Vialli studia da capo delegazione: «Ora sto bene»

12 Ottobre 2019

I gemelli del gol di nuovo insieme in Nazionale. Da novembre il commissario tecnico Roberto Mancini avrà al suo fianco Gianluca Vialli nel ruolo di capo delegazione. L'ex bomber alla vigilia della...

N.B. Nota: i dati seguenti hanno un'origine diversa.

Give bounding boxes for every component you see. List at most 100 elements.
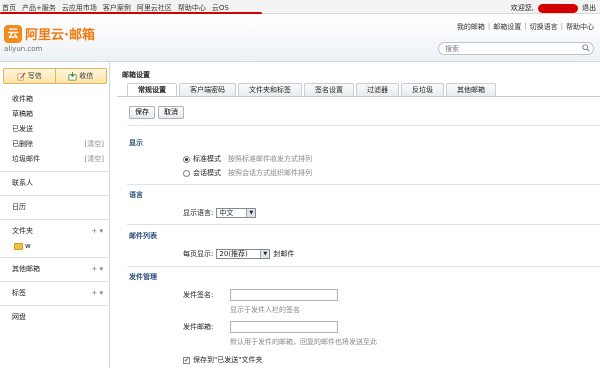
tab-signature[interactable]: 签名设置: [304, 83, 354, 96]
sidebar-item-label: 草稿箱: [12, 110, 33, 118]
save-sent-label: 保存到"已发送"文件夹: [193, 356, 263, 364]
divider: [0, 305, 109, 306]
folder-list: 收件箱 草稿箱 已发送 已删除 [清空] 垃圾邮件 [清空] 联系人 日历 文件…: [0, 92, 109, 325]
sidebar-item-netdisk[interactable]: 网盘: [0, 310, 109, 325]
conversation-mode-radio[interactable]: [183, 169, 190, 177]
save-button[interactable]: 保存: [129, 106, 155, 119]
conversation-mode-option[interactable]: 会话模式 按照会话方式组织邮件排列: [183, 168, 312, 178]
sidebar-item-sent[interactable]: 已发送: [0, 122, 109, 137]
cancel-button[interactable]: 取消: [158, 106, 184, 119]
tab-other-mailbox[interactable]: 其他邮箱: [446, 83, 496, 96]
display-section-title: 显示: [129, 139, 143, 147]
tags-add-menu[interactable]: + ▾: [91, 286, 103, 301]
receive-mail-icon: [68, 71, 77, 80]
folder-icon: [14, 242, 23, 250]
compose-button[interactable]: 写信: [4, 69, 55, 83]
other-mail-add-menu[interactable]: + ▾: [91, 262, 103, 277]
sender-name-input[interactable]: [230, 289, 338, 301]
sender-email-input[interactable]: [230, 321, 338, 333]
sidebar-group-label: 标签: [12, 289, 26, 297]
per-page-suffix: 封邮件: [273, 250, 295, 258]
dropdown-arrow-icon: ▼: [246, 209, 256, 217]
per-page-value: 20(推荐): [219, 250, 248, 258]
divider: [0, 195, 109, 196]
sidebar-item-drafts[interactable]: 草稿箱: [0, 107, 109, 122]
sender-email-hint: 默认用于发件的邮箱，回复的邮件也将发送至此: [230, 338, 377, 346]
settings-tabs: 常规设置 客户端密码 文件夹和标签 签名设置 过滤器 反垃圾 其他邮箱: [127, 83, 496, 96]
divider: [127, 184, 600, 185]
sidebar-item-folder-w[interactable]: w: [0, 239, 109, 253]
standard-mode-desc: 按照标准邮件收发方式排列: [228, 155, 312, 163]
redacted-username: [538, 3, 578, 13]
search-input[interactable]: [438, 42, 594, 55]
divider: |: [560, 22, 563, 30]
standard-mode-label: 标准模式: [193, 155, 221, 163]
language-value: 中文: [219, 209, 234, 217]
folder-add-menu[interactable]: + ▾: [91, 224, 103, 239]
sidebar-group-label: 其他邮箱: [12, 265, 40, 273]
dropdown-arrow-icon: ▼: [260, 250, 270, 258]
tab-folders-tags[interactable]: 文件夹和标签: [238, 83, 302, 96]
standard-mode-radio[interactable]: [183, 155, 190, 163]
logout-link[interactable]: 退出: [582, 3, 596, 13]
save-sent-checkbox[interactable]: ✔: [183, 356, 190, 364]
header-links: 我的邮箱 | 邮箱设置 | 切换语言 | 帮助中心: [457, 22, 594, 32]
language-select[interactable]: 中文 ▼: [216, 208, 257, 218]
conversation-mode-desc: 按照会话方式组织邮件排列: [228, 169, 312, 177]
sender-name-label: 发件签名:: [183, 291, 214, 299]
sidebar-item-label: 联系人: [12, 179, 33, 187]
sidebar-group-tags[interactable]: 标签 + ▾: [0, 286, 109, 301]
sidebar-item-label: 已删除: [12, 140, 33, 148]
user-area: 欢迎您, 退出: [511, 3, 596, 13]
clear-deleted-link[interactable]: [清空]: [85, 137, 104, 152]
sidebar-item-label: 垃圾邮件: [12, 155, 40, 163]
mailbox-settings-link[interactable]: 邮箱设置: [493, 22, 521, 32]
compose-label: 写信: [27, 72, 42, 80]
standard-mode-option[interactable]: 标准模式 按照标准邮件收发方式排列: [183, 154, 312, 164]
save-sent-option[interactable]: ✔ 保存到"已发送"文件夹: [183, 355, 262, 365]
language-row: 显示语言: 中文 ▼: [183, 208, 257, 218]
tab-divider: [117, 96, 600, 97]
sending-section-title: 发件管理: [129, 273, 157, 281]
help-center-link[interactable]: 帮助中心: [566, 22, 594, 32]
search-icon[interactable]: [582, 44, 590, 52]
sidebar-item-inbox[interactable]: 收件箱: [0, 92, 109, 107]
logo[interactable]: 云 阿里云·邮箱: [4, 24, 95, 43]
sidebar-item-deleted[interactable]: 已删除 [清空]: [0, 137, 109, 152]
sidebar-item-label: w: [25, 242, 31, 250]
welcome-text: 欢迎您,: [510, 4, 534, 12]
sender-name-row: 发件签名:: [183, 289, 338, 301]
receive-button[interactable]: 收信: [54, 69, 107, 83]
my-mailbox-link[interactable]: 我的邮箱: [457, 22, 485, 32]
sidebar-item-label: 已发送: [12, 125, 33, 133]
sidebar-item-contacts[interactable]: 联系人: [0, 176, 109, 191]
sidebar-group-folders[interactable]: 文件夹 + ▾: [0, 224, 109, 239]
divider: |: [487, 22, 491, 30]
divider: [0, 219, 109, 220]
sender-email-row: 发件邮箱:: [183, 321, 338, 333]
mail-list-section-title: 邮件列表: [129, 232, 157, 240]
clear-spam-link[interactable]: [清空]: [85, 152, 104, 167]
sidebar-item-spam[interactable]: 垃圾邮件 [清空]: [0, 152, 109, 167]
tab-general[interactable]: 常规设置: [127, 83, 177, 96]
sender-email-label: 发件邮箱:: [183, 323, 214, 331]
logo-domain: aliyun.com: [4, 45, 43, 53]
divider: |: [524, 22, 527, 30]
sidebar-group-other-mail[interactable]: 其他邮箱 + ▾: [0, 262, 109, 277]
compose-bar: 写信 收信: [3, 68, 107, 84]
divider: [127, 125, 600, 126]
tab-client-password[interactable]: 客户端密码: [179, 83, 236, 96]
receive-label: 收信: [79, 72, 94, 80]
tab-filters[interactable]: 过滤器: [356, 83, 399, 96]
divider: [0, 257, 109, 258]
divider: [0, 281, 109, 282]
sidebar-item-label: 日历: [12, 203, 26, 211]
sidebar-item-calendar[interactable]: 日历: [0, 200, 109, 215]
sidebar-group-label: 文件夹: [12, 227, 33, 235]
logo-text: 阿里云·邮箱: [25, 28, 95, 43]
tab-antispam[interactable]: 反垃圾: [401, 83, 444, 96]
switch-language-link[interactable]: 切换语言: [530, 22, 558, 32]
divider: [127, 224, 600, 225]
per-page-select[interactable]: 20(推荐) ▼: [216, 249, 271, 259]
sidebar-item-label: 收件箱: [12, 95, 33, 103]
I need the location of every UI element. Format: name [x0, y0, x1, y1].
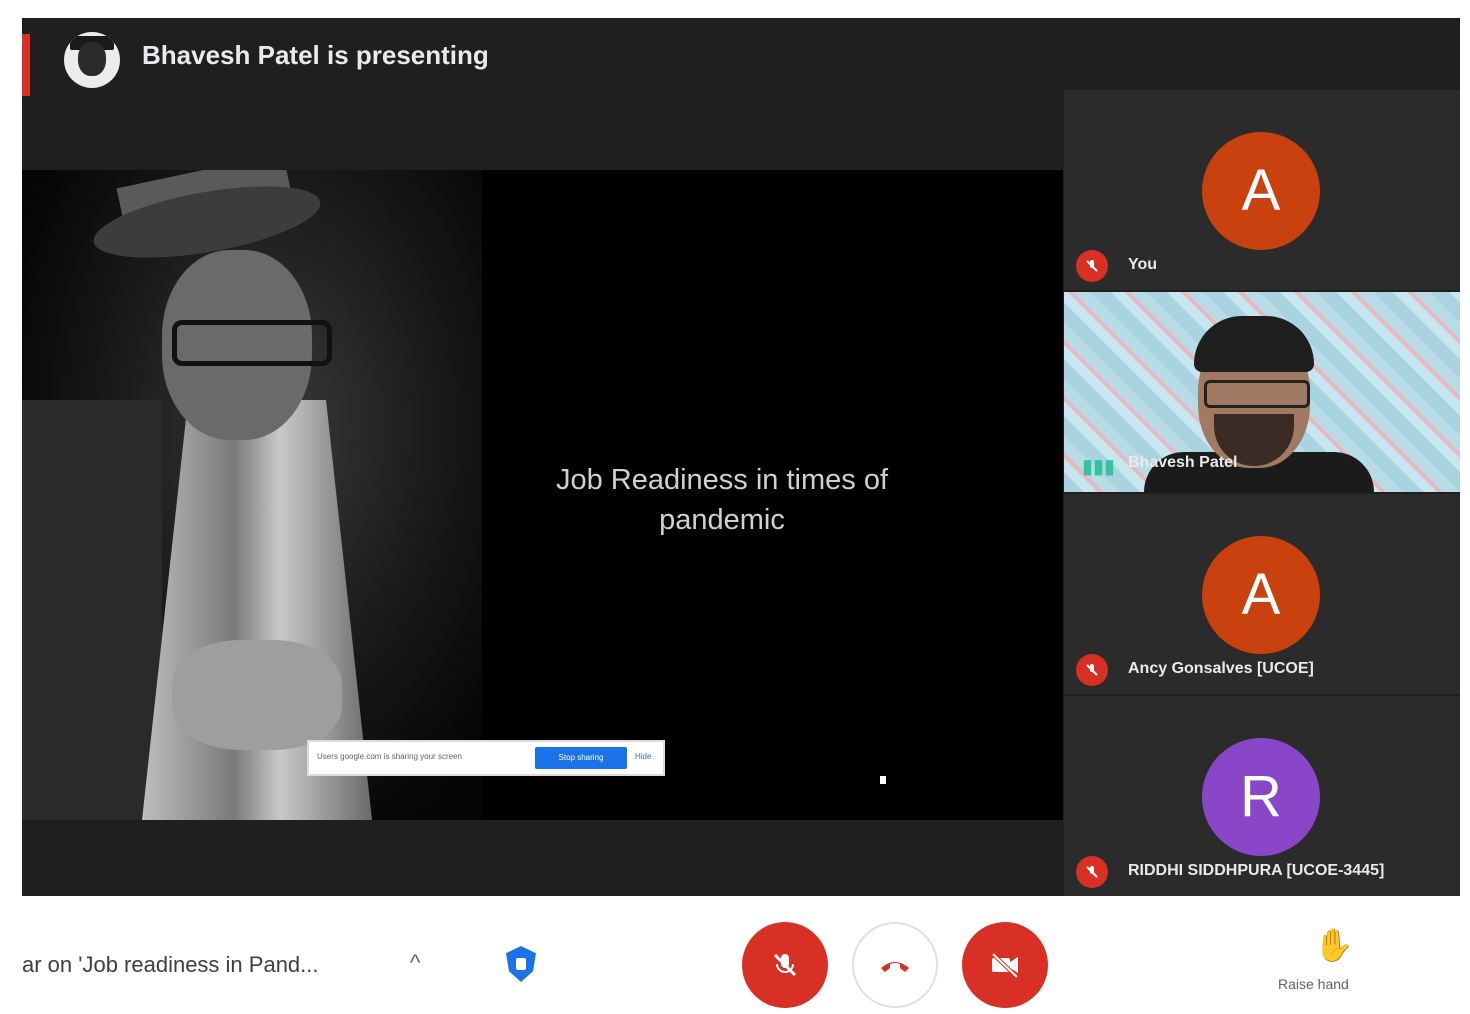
presenter-avatar — [64, 32, 120, 88]
raise-hand-label[interactable]: Raise hand — [1278, 976, 1349, 992]
hand-icon[interactable]: ✋ — [1314, 926, 1354, 964]
participant-tile-ancy[interactable]: A Ancy Gonsalves [UCOE] — [1064, 494, 1460, 694]
presenter-title: Bhavesh Patel is presenting — [142, 40, 489, 70]
mute-button[interactable] — [742, 922, 828, 1008]
camera-button[interactable] — [962, 922, 1048, 1008]
slide-photo — [22, 170, 482, 820]
slide-title: Job Readiness in times of pandemic — [555, 464, 889, 536]
presentation-slide: Job Readiness in times of pandemic Users… — [22, 170, 1063, 820]
meeting-details-button[interactable]: ar on 'Job readiness in Pand... — [22, 952, 319, 978]
avatar: A — [1202, 536, 1320, 654]
presenter-indicator — [22, 34, 30, 96]
participant-name: Bhavesh Patel — [1128, 454, 1238, 471]
mic-off-icon — [1076, 654, 1108, 686]
bottom-toolbar: ar on 'Job readiness in Pand... ^ ✋ Rais… — [0, 896, 1470, 1008]
participant-tile-bhavesh[interactable]: ▮▮▮ Bhavesh Patel — [1064, 292, 1460, 492]
avatar: A — [1202, 132, 1320, 250]
speaking-icon: ▮▮▮ — [1082, 456, 1116, 478]
mic-off-icon — [1076, 856, 1108, 888]
avatar: R — [1202, 738, 1320, 856]
hang-up-button[interactable] — [852, 922, 938, 1008]
participant-name: Ancy Gonsalves [UCOE] — [1128, 660, 1314, 677]
participant-name: RIDDHI SIDDHPURA [UCOE-3445] — [1128, 862, 1385, 879]
screen-share-notice: Users google.com is sharing your screen … — [307, 740, 665, 776]
hide-notice-link[interactable]: Hide — [635, 752, 651, 761]
shield-lock-icon — [516, 958, 526, 970]
participant-name: You — [1128, 256, 1158, 273]
mouse-cursor — [880, 776, 886, 784]
participant-tiles: A You ▮▮▮ Bhavesh Patel A Ancy Gonsalves… — [1064, 90, 1460, 896]
stop-sharing-button[interactable]: Stop sharing — [535, 747, 627, 769]
chevron-up-icon[interactable]: ^ — [410, 950, 420, 976]
participant-tile-riddhi[interactable]: R RIDDHI SIDDHPURA [UCOE-3445] — [1064, 696, 1460, 896]
participant-tile-you[interactable]: A You — [1064, 90, 1460, 290]
meeting-stage: Bhavesh Patel is presenting Job Readines… — [22, 18, 1460, 896]
mic-off-icon — [1076, 250, 1108, 282]
notice-text: Users google.com is sharing your screen — [317, 752, 462, 761]
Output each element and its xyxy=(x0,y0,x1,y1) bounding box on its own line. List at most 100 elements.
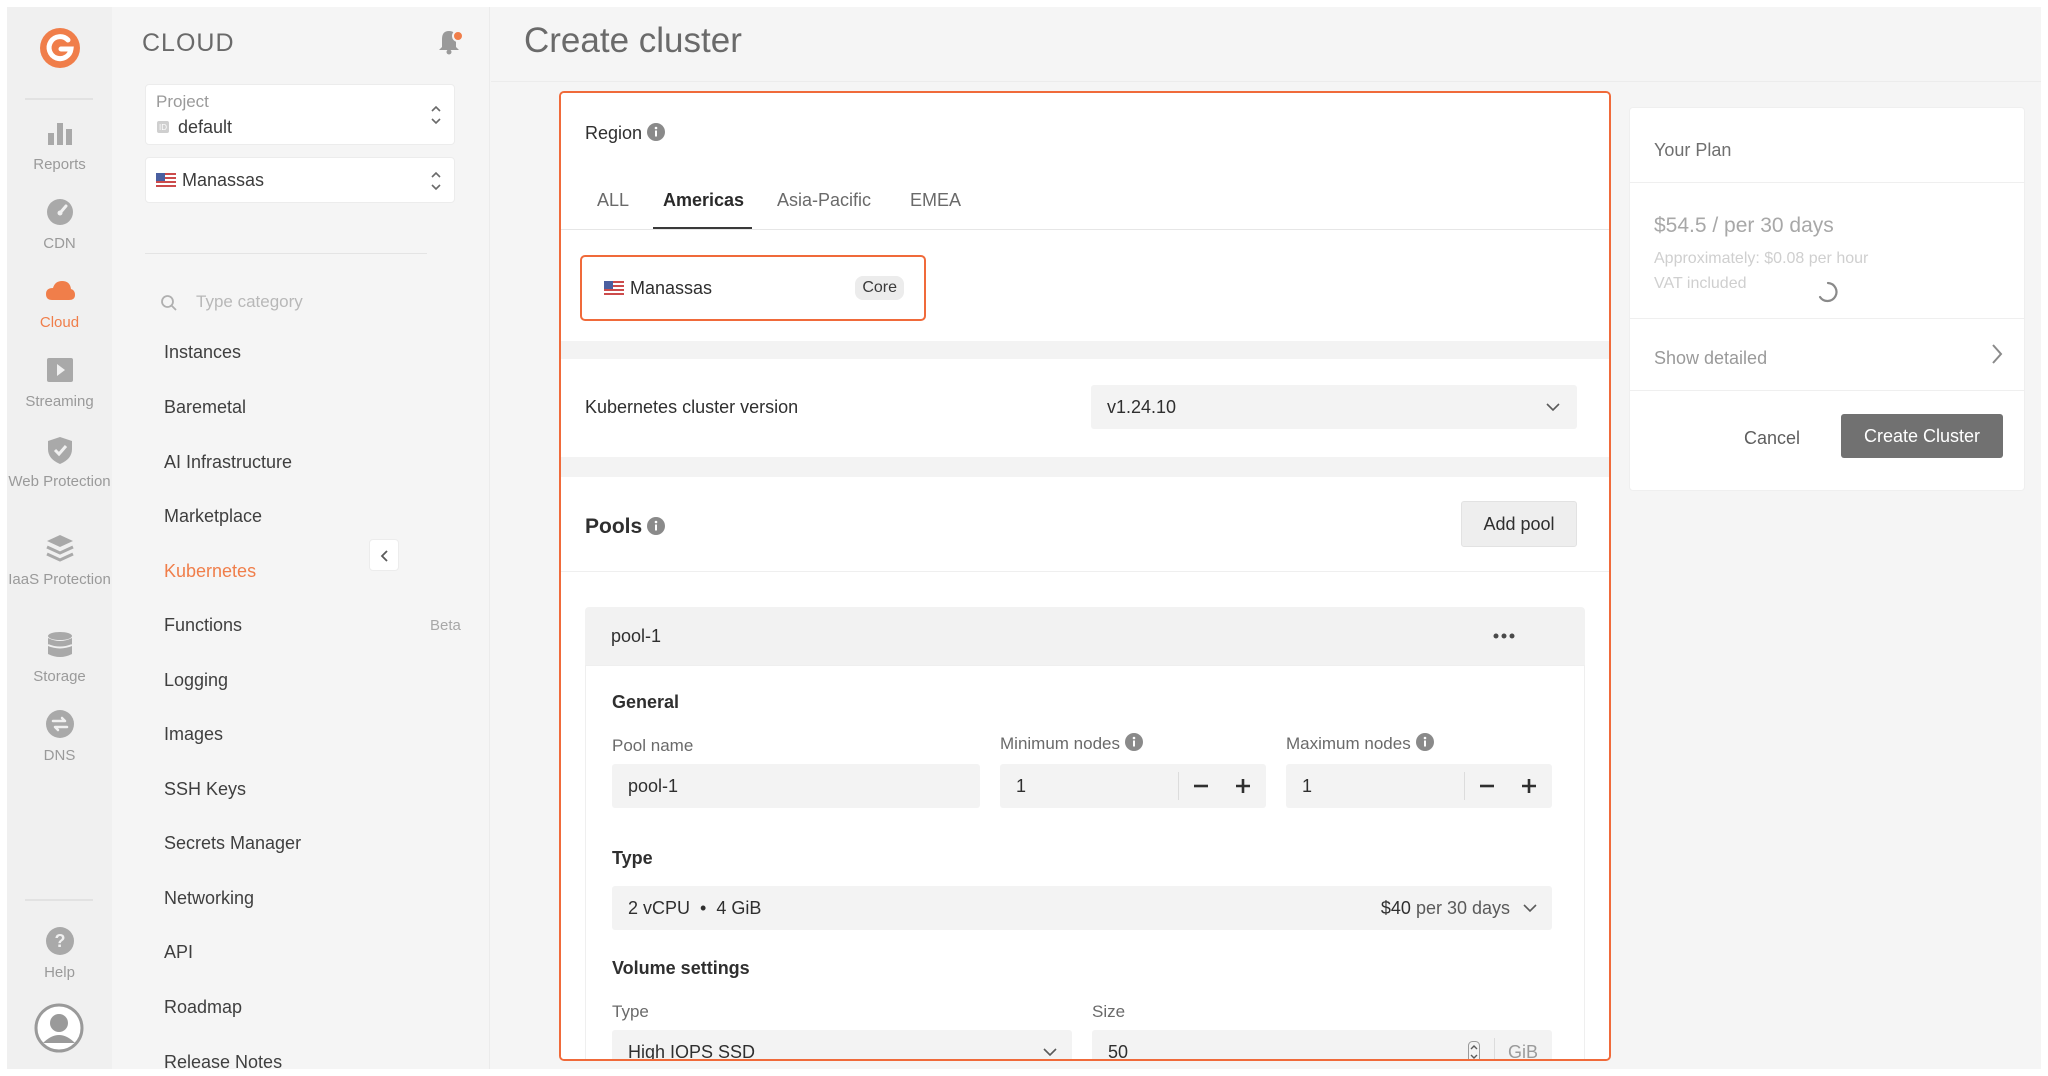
rail-item-label: Streaming xyxy=(25,393,94,410)
sidebar-item-release-notes[interactable]: Release Notes xyxy=(164,1052,282,1069)
category-search[interactable]: Type category xyxy=(160,289,430,317)
search-icon xyxy=(161,295,177,311)
plan-divider xyxy=(1630,390,2024,391)
rail-item-storage[interactable]: Storage xyxy=(7,629,112,686)
instance-type-value: 2 vCPU • 4 GiB xyxy=(628,898,761,919)
plan-price: $54.5 / per 30 days xyxy=(1654,214,1834,237)
us-flag-icon xyxy=(604,281,624,295)
rail-item-label: IaaS Protection xyxy=(8,571,111,588)
project-value: ID default xyxy=(156,117,232,138)
volume-settings-label: Volume settings xyxy=(612,958,750,978)
type-price-suffix: per 30 days xyxy=(1415,898,1510,918)
dns-icon xyxy=(45,710,74,738)
rail-item-iaas-protection[interactable]: IaaS Protection xyxy=(7,532,112,589)
info-icon[interactable] xyxy=(1415,732,1435,752)
region-option-manassas[interactable]: Manassas Core xyxy=(580,255,926,321)
instance-type-select[interactable]: 2 vCPU • 4 GiB $40 per 30 days xyxy=(612,886,1552,930)
create-cluster-button[interactable]: Create Cluster xyxy=(1841,414,2003,458)
tab-asia-pacific[interactable]: Asia-Pacific xyxy=(777,190,871,211)
rail-item-cloud[interactable]: Cloud xyxy=(7,275,112,332)
type-label: Type xyxy=(612,848,653,868)
plan-summary-panel: Your Plan $54.5 / per 30 days Approximat… xyxy=(1629,107,2025,491)
sidebar-item-ssh-keys[interactable]: SSH Keys xyxy=(164,779,246,800)
region-option-label: Manassas xyxy=(604,278,712,299)
add-pool-button[interactable]: Add pool xyxy=(1461,501,1577,547)
sidebar-item-secrets-manager[interactable]: Secrets Manager xyxy=(164,833,301,854)
minus-icon[interactable] xyxy=(1474,773,1500,799)
tabs-divider xyxy=(561,229,1609,230)
min-nodes-heading: Minimum nodes xyxy=(1000,732,1144,754)
sidebar-item-logging[interactable]: Logging xyxy=(164,670,228,691)
gcore-logo-icon[interactable] xyxy=(37,25,83,71)
location-select[interactable]: Manassas xyxy=(145,157,455,203)
rail-item-label: Storage xyxy=(33,668,86,685)
plus-icon[interactable] xyxy=(1230,773,1256,799)
rail-item-web-protection[interactable]: Web Protection xyxy=(7,434,112,491)
volume-type-value: High IOPS SSD xyxy=(628,1042,756,1061)
project-select[interactable]: Project ID default xyxy=(145,84,455,145)
project-label: Project xyxy=(156,92,209,111)
volume-type-select[interactable]: High IOPS SSD xyxy=(612,1030,1072,1061)
rail-item-label: Web Protection xyxy=(8,473,111,490)
sidebar-item-ai-infrastructure[interactable]: AI Infrastructure xyxy=(164,452,292,473)
k8s-version-select[interactable]: v1.24.10 xyxy=(1091,385,1577,429)
rail-item-label: Help xyxy=(44,964,75,981)
sidebar-item-roadmap[interactable]: Roadmap xyxy=(164,997,242,1018)
sidebar-item-marketplace[interactable]: Marketplace xyxy=(164,506,262,527)
more-options-icon[interactable] xyxy=(1493,633,1515,639)
rail-item-dns[interactable]: DNS xyxy=(7,708,112,765)
spin-arrows-icon[interactable] xyxy=(1468,1041,1480,1061)
pool-header: pool-1 xyxy=(585,607,1585,665)
rail-item-reports[interactable]: Reports xyxy=(7,117,112,174)
rail-divider xyxy=(25,899,93,901)
region-option-name: Manassas xyxy=(630,278,713,298)
rail-item-label: CDN xyxy=(43,235,76,252)
info-icon[interactable] xyxy=(646,122,666,142)
max-nodes-stepper[interactable]: 1 xyxy=(1286,764,1552,808)
rail-item-cdn[interactable]: CDN xyxy=(7,196,112,253)
volume-size-input[interactable]: 50 GiB xyxy=(1092,1030,1552,1061)
sidebar-item-images[interactable]: Images xyxy=(164,724,223,745)
chevron-right-icon[interactable] xyxy=(1990,342,2004,366)
pools-heading: Pools xyxy=(585,515,666,539)
tab-americas[interactable]: Americas xyxy=(663,190,744,211)
collapse-sidebar-button[interactable] xyxy=(369,539,399,571)
sidebar-item-baremetal[interactable]: Baremetal xyxy=(164,397,246,418)
plan-vat: VAT included xyxy=(1654,275,1747,292)
tab-all[interactable]: ALL xyxy=(597,190,629,211)
rail-item-streaming[interactable]: Streaming xyxy=(7,354,112,411)
cdn-icon xyxy=(46,199,73,225)
min-nodes-value: 1 xyxy=(1016,776,1027,796)
plus-icon[interactable] xyxy=(1516,773,1542,799)
sidebar-item-functions[interactable]: Functions xyxy=(164,615,242,636)
sidebar-title: CLOUD xyxy=(142,29,235,57)
tab-emea[interactable]: EMEA xyxy=(910,190,961,211)
cancel-button[interactable]: Cancel xyxy=(1744,428,1800,449)
k8s-version-section: Kubernetes cluster version v1.24.10 xyxy=(561,359,1609,457)
pools-label: Pools xyxy=(585,515,643,538)
sidebar-item-kubernetes[interactable]: Kubernetes xyxy=(164,561,256,582)
k8s-version-value: v1.24.10 xyxy=(1107,397,1177,417)
help-icon: ? xyxy=(45,927,74,955)
sidebar-item-instances[interactable]: Instances xyxy=(164,342,241,363)
plan-divider xyxy=(1630,318,2024,319)
pool-name-input[interactable]: pool-1 xyxy=(612,764,980,808)
rail-item-label: Cloud xyxy=(39,314,80,331)
user-avatar-icon[interactable] xyxy=(34,1003,84,1053)
rail-item-help[interactable]: ? Help xyxy=(7,925,112,982)
pool-name-label: Pool name xyxy=(612,736,694,755)
loading-spinner-icon xyxy=(1818,281,1838,303)
project-name: default xyxy=(178,117,233,137)
sidebar-item-networking[interactable]: Networking xyxy=(164,888,254,909)
storage-icon xyxy=(47,632,72,657)
sidebar-item-api[interactable]: API xyxy=(164,942,193,963)
min-nodes-stepper[interactable]: 1 xyxy=(1000,764,1266,808)
updown-arrows-icon xyxy=(431,105,441,125)
svg-text:ID: ID xyxy=(159,123,167,132)
minus-icon[interactable] xyxy=(1188,773,1214,799)
notification-bell-icon[interactable] xyxy=(434,25,466,57)
show-detailed-link[interactable]: Show detailed xyxy=(1654,348,1767,369)
info-icon[interactable] xyxy=(1124,732,1144,752)
product-rail: Reports CDN Cloud Streaming Web Protecti… xyxy=(7,7,112,1069)
info-icon[interactable] xyxy=(646,516,666,536)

I gemelli del gol di nuovo insieme in Nazionale. Da novembre il commissario tecnico Roberto Mancini avrà al suo fianco Gianluca Vialli nel ruolo di capo delegazione. L'ex bomber alla vigilia della partita tra Italia e Grecia che può garantire a Bonucci e compagni la qualificazione all'Europeo con tre giornate d'anticipo scioglie le ultime riserve e riabbraccia la famiglia azzurra. Dal ritiro della Nazionale, e con indosso la tuta dello staff, Vialli si presenta come ambasciatore dei volontari di Roma Euro2020, ma «nei prossimi giorni approfondirò con Gravina la proposta che mi ha fatto e parleremo di come allargare il mio contributo. Tempistiche? Non ce ne sono, ma spero di avere un ruolo definito già per il prossimo raduno, a novembre». Vialli ringrazia quindi il presidente della Federcalcio per averlo aspettato. Un'attesa legata più alle sue condizioni di salute (sta combattendo contro un tumore) che non alla trattativa saltata all'ultimo per l'acquisto della Sampdoria. «I ruoli sarebbero stati compatibili per Gravina», sottolinea. «Da marzo sto facendo altre cure e i risultati sono positivi; non ha senso che io non continui a fare una vita normale. Lavorare fa parte di questo, tutto va nel migliore dei modi. Ci sono le condizioni giuste per cominciare». E per ritrovare il suo amico Mancini: «Ripartendo con Roberto mi sento in buone mani, ci capiamo al volo, c'è stima e fiducia. Lui sa dal primo giorno di questa possibilità, ne ha discusso con Gravina e spero e immagino sia d'accordo».